F3: architecture doc surface table out of sync with new proto topics (Low / Architecture)

  • Location: crates/telemetry_stream/proto/telemetry.proto (now defines Topic::OperatorEvent + SubscribeVideo RPC).
  • Description: architecture.md §7.x enumerates the telemetry topic catalogue and the operator-link RPC surface. Batches 14 + 15 together have added: gRPC server, video subscribe, MapObjects snapshot-on-subscribe, operator events. The architecture doc has not yet had the surface table refreshed.
  • Suggestion: schedule a doc-sync sweep that covers batches 13-15 (architecture topic table + decision-rationale entries for Tonic-gRPC = closed Q2, and a brief note on the snapshot-then-diff pattern for MapObjects). Fold into the next monorepo-document/architecture-sync ticket.
  • Task: batches 13-15 collectively (carried as C3 + C7).

F4: surface_poi placeholder returns NotImplemented after side-effect (Low / Scope)

  • Location: crates/operator_bridge/src/lib.rs:120-128.
  • Description: OperatorBridgeHandle::surface_poi pushes the surface event through the sink and then returns Err(NotImplemented(AZ-680)). The intent is "the surface IS pushed; the decision round-trip is AZ-680". A caller who tries to retry on error would double-push.
  • Suggestion: when AZ-680 lands, replace with a real decision channel. Until then, document explicitly that callers should treat NotImplemented here as "fire-and-forget, decision pending" — or rename to enqueue_surface_only_pending_decision_loop to make the placeholder posture unambiguous.
  • Task: AZ-679 (placeholder), AZ-680 (real fix).

6. Open cumulative findings touched

  • C5 (autopilot dead-code clippy) — unchanged; still blocks --all-targets -D warnings at the workspace level.

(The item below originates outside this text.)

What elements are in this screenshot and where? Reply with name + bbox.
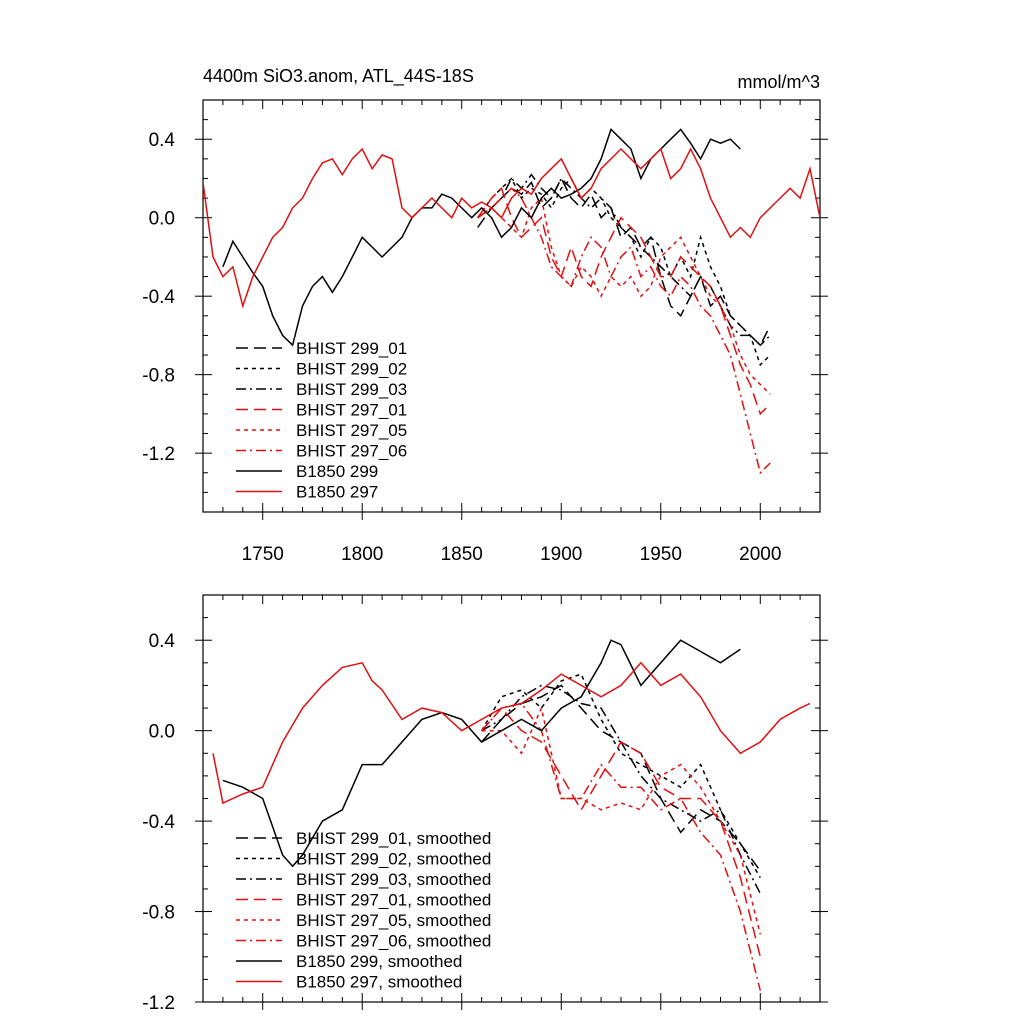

Not fixable inside batch 15 scope.
  • C6 (mission_executor ac3 flake) — unchanged; reproduced once during the workspace test run, passes when re-run targeted (-p mission_executor --test state_machine ac3_bounded_retry_then_success). Documented in _docs/_process_leftovers/2026-05-20_mission_executor_ac3_flake.md.

7. Cumulative review trigger

End of triplet 13 / 14 / 15 — cumulative review for these three batches is produced as _docs/03_implementation/cumulative_review_batches_13-15_cycle1_report.md.

8. Next-batch candidates

  • AZ-680 — operator command dispatch (the consumer of AZ-678's ValidatedCommand). Naturally bundles with composition-root wiring (autopilot/runtime.rs) of OperatorBridge::with_validator + with_telemetry_sink.
  • AZ-668 — scan_controller POI queue. Becomes much more tractable now that the wire format (AZ-679) is fixed.
  • AZ-684 — scan_controller VLM assessment ladder; resolves F2 above.
  • AZ-658 — frame_ingest decoder. Still needs the H.264-binding decision.
  • Doc sweep covering batches 13-15 (architecture topic table, Tonic-gRPC decision, snapshot-then-diff pattern).